体育会系の縦社会、上下関係は一方が死ぬまで続く。順番からいえば、じじいが先だが、とかくサッカーじじいは元気が余っている。うっかりしていると、順番を追い越しかねない。
どの大学にも口やかましいOBのじじいがひとりはいる。監督や選手にとっては、ときには煙たい存在だろうと想像される。
「なんだあのへっぴり腰は。おれはああいうプレーがいやなんだよな」
「行けよ、攻めろよ、男の子だろうが」
「ナイスカバーだ。いまのプレーはよかった」
じじいは、むつかいしことを言わない。ダイアゴナルランとか口にするじじいに、僕は会ったことがない。だが、そこがいい。いつか僕はじじいのようにサッカーを見たいと思っているのかもしれない。憧れといっては大げさだが、それに近い感情がある。

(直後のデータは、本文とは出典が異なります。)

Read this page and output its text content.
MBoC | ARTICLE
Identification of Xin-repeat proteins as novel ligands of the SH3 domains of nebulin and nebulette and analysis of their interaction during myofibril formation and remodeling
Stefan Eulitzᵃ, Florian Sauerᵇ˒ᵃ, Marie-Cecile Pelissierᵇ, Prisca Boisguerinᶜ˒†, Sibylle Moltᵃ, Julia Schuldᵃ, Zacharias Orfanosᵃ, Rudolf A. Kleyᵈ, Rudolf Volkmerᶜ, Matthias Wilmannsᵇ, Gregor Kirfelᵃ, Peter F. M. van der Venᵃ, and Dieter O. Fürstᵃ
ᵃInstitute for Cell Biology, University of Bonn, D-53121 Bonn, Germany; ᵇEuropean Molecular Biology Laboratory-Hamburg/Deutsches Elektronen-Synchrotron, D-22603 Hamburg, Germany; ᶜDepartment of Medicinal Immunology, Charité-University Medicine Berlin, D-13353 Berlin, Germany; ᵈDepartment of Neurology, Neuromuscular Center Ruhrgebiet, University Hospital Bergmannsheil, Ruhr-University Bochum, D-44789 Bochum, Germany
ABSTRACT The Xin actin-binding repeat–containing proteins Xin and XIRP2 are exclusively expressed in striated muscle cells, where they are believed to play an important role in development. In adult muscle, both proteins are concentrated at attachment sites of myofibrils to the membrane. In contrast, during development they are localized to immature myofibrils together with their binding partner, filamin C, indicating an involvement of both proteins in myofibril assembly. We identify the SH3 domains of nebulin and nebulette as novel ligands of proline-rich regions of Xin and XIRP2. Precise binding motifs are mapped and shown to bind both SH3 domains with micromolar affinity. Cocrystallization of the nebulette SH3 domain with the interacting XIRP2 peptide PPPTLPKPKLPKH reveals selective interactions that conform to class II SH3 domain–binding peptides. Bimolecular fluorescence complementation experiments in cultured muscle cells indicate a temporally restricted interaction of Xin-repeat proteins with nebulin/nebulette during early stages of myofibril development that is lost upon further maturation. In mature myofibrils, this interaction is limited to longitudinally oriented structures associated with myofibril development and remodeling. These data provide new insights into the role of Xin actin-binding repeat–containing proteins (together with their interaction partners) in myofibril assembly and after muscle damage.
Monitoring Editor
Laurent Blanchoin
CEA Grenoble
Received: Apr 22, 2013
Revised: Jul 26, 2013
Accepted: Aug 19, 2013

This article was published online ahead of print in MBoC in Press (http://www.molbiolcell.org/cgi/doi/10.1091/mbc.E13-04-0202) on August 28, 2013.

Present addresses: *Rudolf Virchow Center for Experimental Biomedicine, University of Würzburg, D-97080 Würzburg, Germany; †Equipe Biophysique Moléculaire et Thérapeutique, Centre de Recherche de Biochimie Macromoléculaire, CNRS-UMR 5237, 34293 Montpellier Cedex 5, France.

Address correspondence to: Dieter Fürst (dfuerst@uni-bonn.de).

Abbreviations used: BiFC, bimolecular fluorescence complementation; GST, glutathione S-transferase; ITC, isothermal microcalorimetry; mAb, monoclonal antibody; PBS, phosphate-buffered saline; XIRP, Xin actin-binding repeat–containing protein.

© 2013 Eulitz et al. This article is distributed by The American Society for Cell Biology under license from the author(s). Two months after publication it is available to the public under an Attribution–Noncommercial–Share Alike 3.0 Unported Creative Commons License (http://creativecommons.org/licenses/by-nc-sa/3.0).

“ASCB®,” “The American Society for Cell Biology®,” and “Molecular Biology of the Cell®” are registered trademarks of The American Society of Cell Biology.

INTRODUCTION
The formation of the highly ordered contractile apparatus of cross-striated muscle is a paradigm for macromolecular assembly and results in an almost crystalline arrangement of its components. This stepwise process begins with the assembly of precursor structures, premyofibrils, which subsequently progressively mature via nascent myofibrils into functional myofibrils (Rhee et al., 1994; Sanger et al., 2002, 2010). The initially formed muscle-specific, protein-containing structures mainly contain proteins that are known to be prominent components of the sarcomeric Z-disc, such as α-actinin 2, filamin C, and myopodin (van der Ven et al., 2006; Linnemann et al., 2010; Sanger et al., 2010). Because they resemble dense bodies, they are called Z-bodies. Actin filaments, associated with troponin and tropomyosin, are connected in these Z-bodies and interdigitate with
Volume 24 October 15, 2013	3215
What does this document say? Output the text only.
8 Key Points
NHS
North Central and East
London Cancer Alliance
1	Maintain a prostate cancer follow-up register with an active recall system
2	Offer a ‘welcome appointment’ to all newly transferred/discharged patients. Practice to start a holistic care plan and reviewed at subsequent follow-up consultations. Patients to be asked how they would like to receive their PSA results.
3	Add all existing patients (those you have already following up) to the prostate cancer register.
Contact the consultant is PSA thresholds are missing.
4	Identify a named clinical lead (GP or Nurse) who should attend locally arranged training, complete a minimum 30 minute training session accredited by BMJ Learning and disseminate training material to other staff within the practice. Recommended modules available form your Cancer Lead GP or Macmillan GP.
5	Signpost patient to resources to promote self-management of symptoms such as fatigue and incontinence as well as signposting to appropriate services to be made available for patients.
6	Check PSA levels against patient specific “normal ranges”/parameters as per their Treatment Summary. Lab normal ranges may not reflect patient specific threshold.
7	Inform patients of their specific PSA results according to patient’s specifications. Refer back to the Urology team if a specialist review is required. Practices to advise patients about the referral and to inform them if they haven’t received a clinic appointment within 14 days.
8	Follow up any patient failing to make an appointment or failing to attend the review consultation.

あいにく僕はサッカー部の出身ではない。だから、その対象は長年見続けてきた東京ヴェルディになる。何人かの友だちと一緒に観戦し、いいプレーに目を細めたり、ぼやいたりする。悪態はほどほどに、まぁ愉しく応援したい。
「桜井直人のドリブルはもっとすごかったぜ」とか、通っぽいこともたまには。で、ハーフタイムにそのへんの若いのを捕まえ、「いい時代になったもんだ。昔は経営が火の車でよ。二度も傾きかけたんだ」なんて聞かれてもいないことを話したりする。

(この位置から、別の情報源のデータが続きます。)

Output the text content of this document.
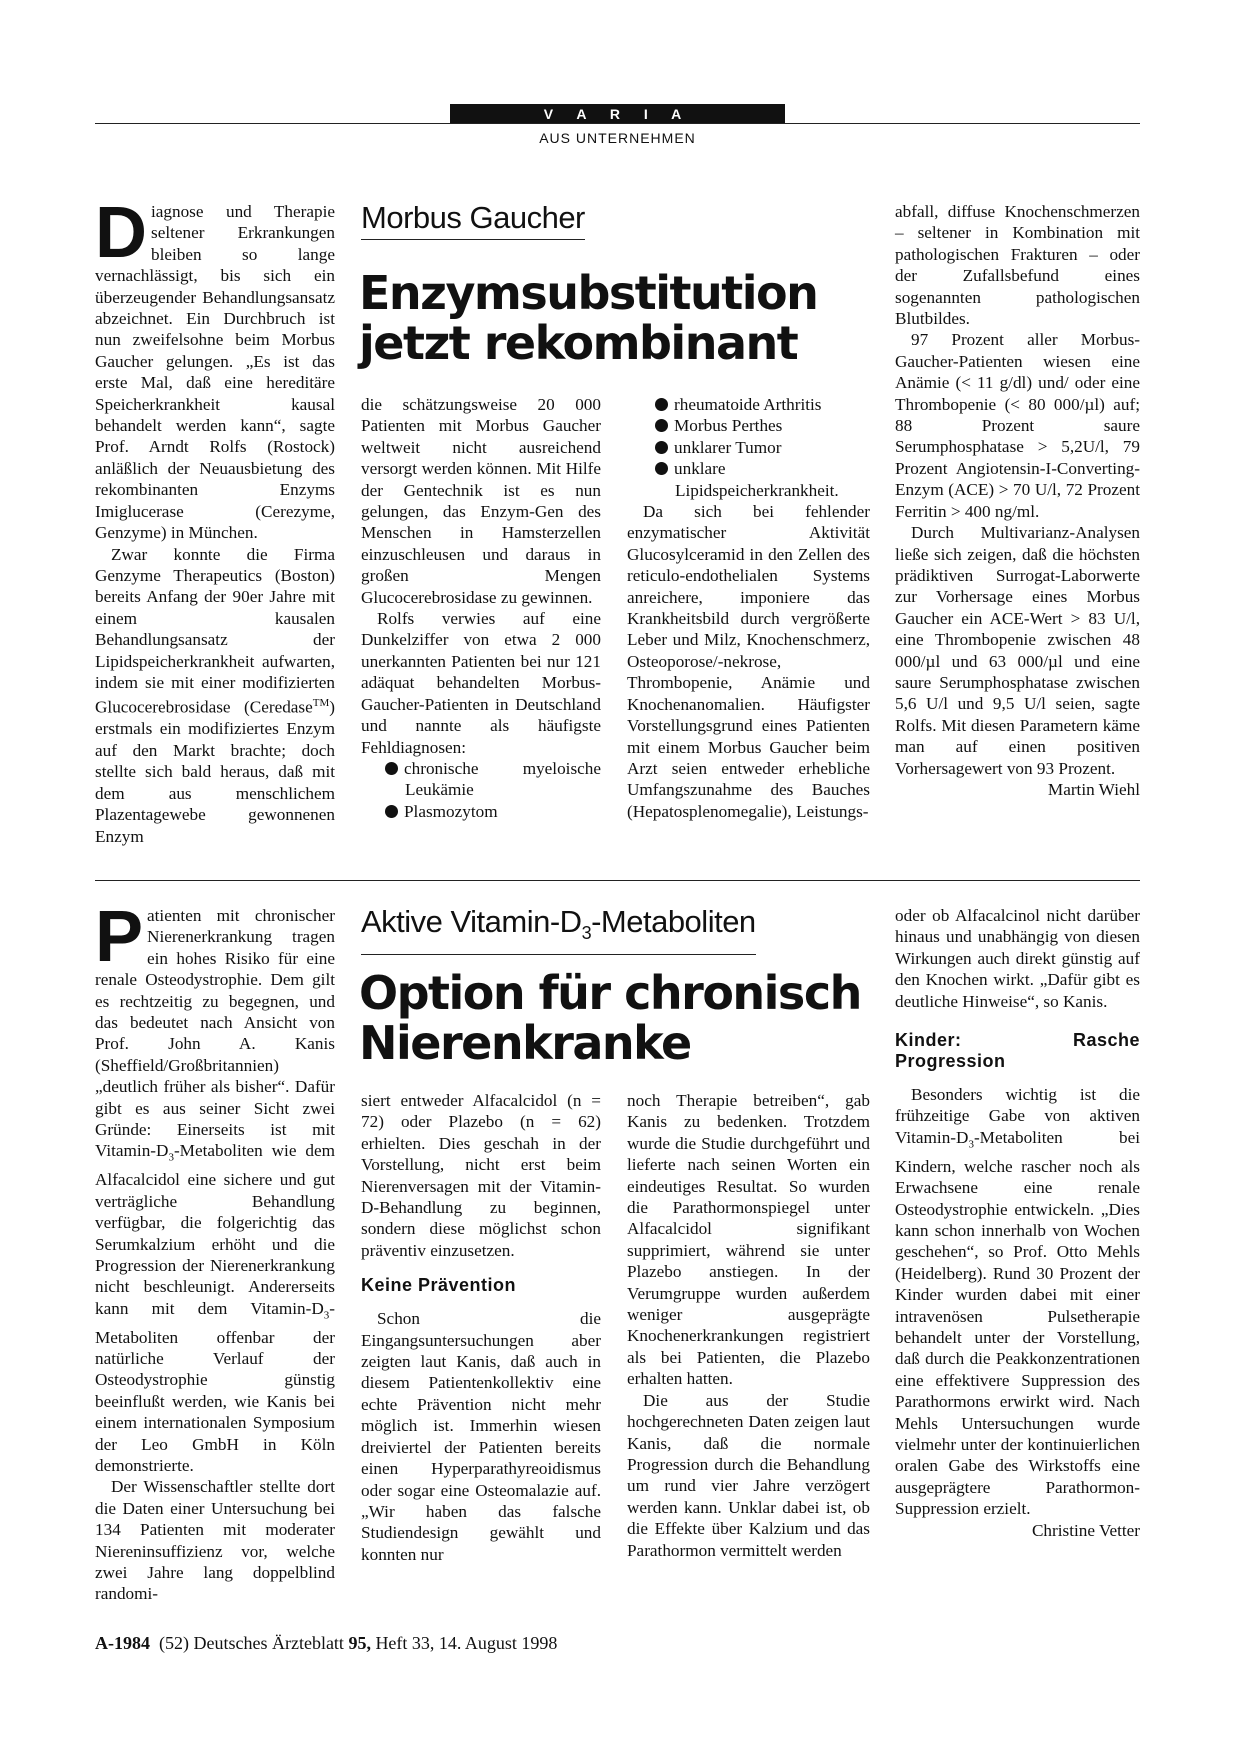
V A R I A
AUS UNTERNEHMEN

Diagnose und Therapie seltener Erkrankungen bleiben so lange vernachlässigt, bis sich ein überzeugender Behandlungsansatz abzeichnet. Ein Durchbruch ist nun zweifelsohne beim Morbus Gaucher gelungen. „Es ist das erste Mal, daß eine hereditäre Speicherkrankheit kausal behandelt werden kann“, sagte Prof. Arndt Rolfs (Rostock) anläßlich der Neuausbietung des rekombinanten Enzyms Imiglucerase (Cerezyme, Genzyme) in München.

Zwar konnte die Firma Genzyme Therapeutics (Boston) bereits Anfang der 90er Jahre mit einem kausalen Behandlungsansatz der Lipidspeicherkrankheit aufwarten, indem sie mit einer modifizierten Glucocerebrosidase (Ceredase™) erstmals ein modifiziertes Enzym auf den Markt brachte; doch stellte sich bald heraus, daß mit dem aus menschlichem Plazentagewebe gewonnenen Enzym

Morbus Gaucher
Enzymsubstitution
jetzt rekombinant

die schätzungsweise 20 000 Patienten mit Morbus Gaucher weltweit nicht ausreichend versorgt werden können. Mit Hilfe der Gentechnik ist es nun gelungen, das Enzym-Gen des Menschen in Hamsterzellen einzuschleusen und daraus in großen Mengen Glucocerebrosidase zu gewinnen.

Rolfs verwies auf eine Dunkelziffer von etwa 2 000 unerkannten Patienten bei nur 121 adäquat behandelten Morbus-Gaucher-Patienten in Deutschland und nannte als häufigste Fehldiagnosen:

chronische myeloische Leukämie
Plasmozytom
rheumatoide Arthritis
Morbus Perthes
unklarer Tumor
unklare Lipidspeicherkrankheit.

Da sich bei fehlender enzymatischer Aktivität Glucosylceramid in den Zellen des reticulo-endothelialen Systems anreichere, imponiere das Krankheitsbild durch vergrößerte Leber und Milz, Knochenschmerz, Osteoporose/-nekrose, Thrombopenie, Anämie und Knochenanomalien. Häufigster Vorstellungsgrund eines Patienten mit einem Morbus Gaucher beim Arzt seien entweder erhebliche Umfangszunahme des Bauches (Hepatosplenomegalie), Leistungs-

abfall, diffuse Knochenschmerzen – seltener in Kombination mit pathologischen Frakturen – oder der Zufallsbefund eines sogenannten pathologischen Blutbildes.

97 Prozent aller Morbus-Gaucher-Patienten wiesen eine Anämie (< 11 g/dl) und/ oder eine Thrombopenie (< 80 000/µl) auf; 88 Prozent saure Serumphosphatase > 5,2U/l, 79 Prozent Angiotensin-I-Converting-Enzym (ACE) > 70 U/l, 72 Prozent Ferritin > 400 ng/ml.

Durch Multivarianz-Analysen ließe sich zeigen, daß die höchsten prädiktiven Surrogat-Laborwerte zur Vorhersage eines Morbus Gaucher ein ACE-Wert > 83 U/l, eine Thrombopenie zwischen 48 000/µl und 63 000/µl und eine saure Serumphosphatase zwischen 5,6 U/l und 9,5 U/l seien, sagte Rolfs. Mit diesen Parametern käme man auf einen positiven Vorhersagewert von 93 Prozent.

Martin Wiehl

Patienten mit chronischer Nierenerkrankung tragen ein hohes Risiko für eine renale Osteodystrophie. Dem gilt es rechtzeitig zu begegnen, und das bedeutet nach Ansicht von Prof. John A. Kanis (Sheffield/Großbritannien) „deutlich früher als bisher“. Dafür gibt es aus seiner Sicht zwei Gründe: Einerseits ist mit Vitamin-$D_3$-Metaboliten wie dem Alfacalcidol eine sichere und gut verträgliche Behandlung verfügbar, die folgerichtig das Serumkalzium erhöht und die Progression der Nierenerkrankung nicht beschleunigt. Andererseits kann mit dem Vitamin-$D_3$-Metaboliten offenbar der natürliche Verlauf der Osteodystrophie günstig beeinflußt werden, wie Kanis bei einem internationalen Symposium der Leo GmbH in Köln demonstrierte.

Der Wissenschaftler stellte dort die Daten einer Untersuchung bei 134 Patienten mit moderater Niereninsuffizienz vor, welche zwei Jahre lang doppelblind randomi-

Aktive Vitamin-$D_3$-Metaboliten
Option für chronisch
Nierenkranke

siert entweder Alfacalcidol (n = 72) oder Plazebo (n = 62) erhielten. Dies geschah in der Vorstellung, nicht erst beim Nierenversagen mit der Vitamin-D-Behandlung zu beginnen, sondern diese möglichst schon präventiv einzusetzen.

Keine Prävention

Schon die Eingangsuntersuchungen aber zeigten laut Kanis, daß auch in diesem Patientenkollektiv eine echte Prävention nicht mehr möglich ist. Immerhin wiesen dreiviertel der Patienten bereits einen Hyperparathyreoidismus oder sogar eine Osteomalazie auf. „Wir haben das falsche Studiendesign gewählt und konnten nur

noch Therapie betreiben“, gab Kanis zu bedenken. Trotzdem wurde die Studie durchgeführt und lieferte nach seinen Worten ein eindeutiges Resultat. So wurden die Parathormonspiegel unter Alfacalcidol signifikant supprimiert, während sie unter Plazebo anstiegen. In der Verumgruppe wurden außerdem weniger ausgeprägte Knochenerkrankungen registriert als bei Patienten, die Plazebo erhalten hatten.

Die aus der Studie hochgerechneten Daten zeigen laut Kanis, daß die normale Progression durch die Behandlung um rund vier Jahre verzögert werden kann. Unklar dabei ist, ob die Effekte über Kalzium und das Parathormon vermittelt werden

oder ob Alfacalcinol nicht darüber hinaus und unabhängig von diesen Wirkungen auch direkt günstig auf den Knochen wirkt. „Dafür gibt es deutliche Hinweise“, so Kanis.

Kinder: Rasche Progression

Besonders wichtig ist die frühzeitige Gabe von aktiven Vitamin-$D_3$-Metaboliten bei Kindern, welche rascher noch als Erwachsene eine renale Osteodystrophie entwickeln. „Dies kann schon innerhalb von Wochen geschehen“, so Prof. Otto Mehls (Heidelberg). Rund 30 Prozent der Kinder wurden dabei mit einer intravenösen Pulsetherapie behandelt unter der Vorstellung, daß durch die Peakkonzentrationen eine effektivere Suppression des Parathormons erwirkt wird. Nach Mehls Untersuchungen wurde vielmehr unter der kontinuierlichen oralen Gabe des Wirkstoffs eine ausgeprägtere Parathormon-Suppression erzielt.

Christine Vetter
A-1984 (52) Deutsches Ärzteblatt 95, Heft 33, 14. August 1998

後半、その若いのは席を移動し、僕から距離を取る。迷惑だったかなと少しばかり反省するが、次の試合には同じことをやってしまう。「あのじじい、うっせえよ」と後ろ指をさされることもあるだろう。甘んじて受ける。そんなイメージをしていると、気分がほわほわしてくる。いまのクラブがどれほど酷い有り様だろうと、希望が湧いてくる。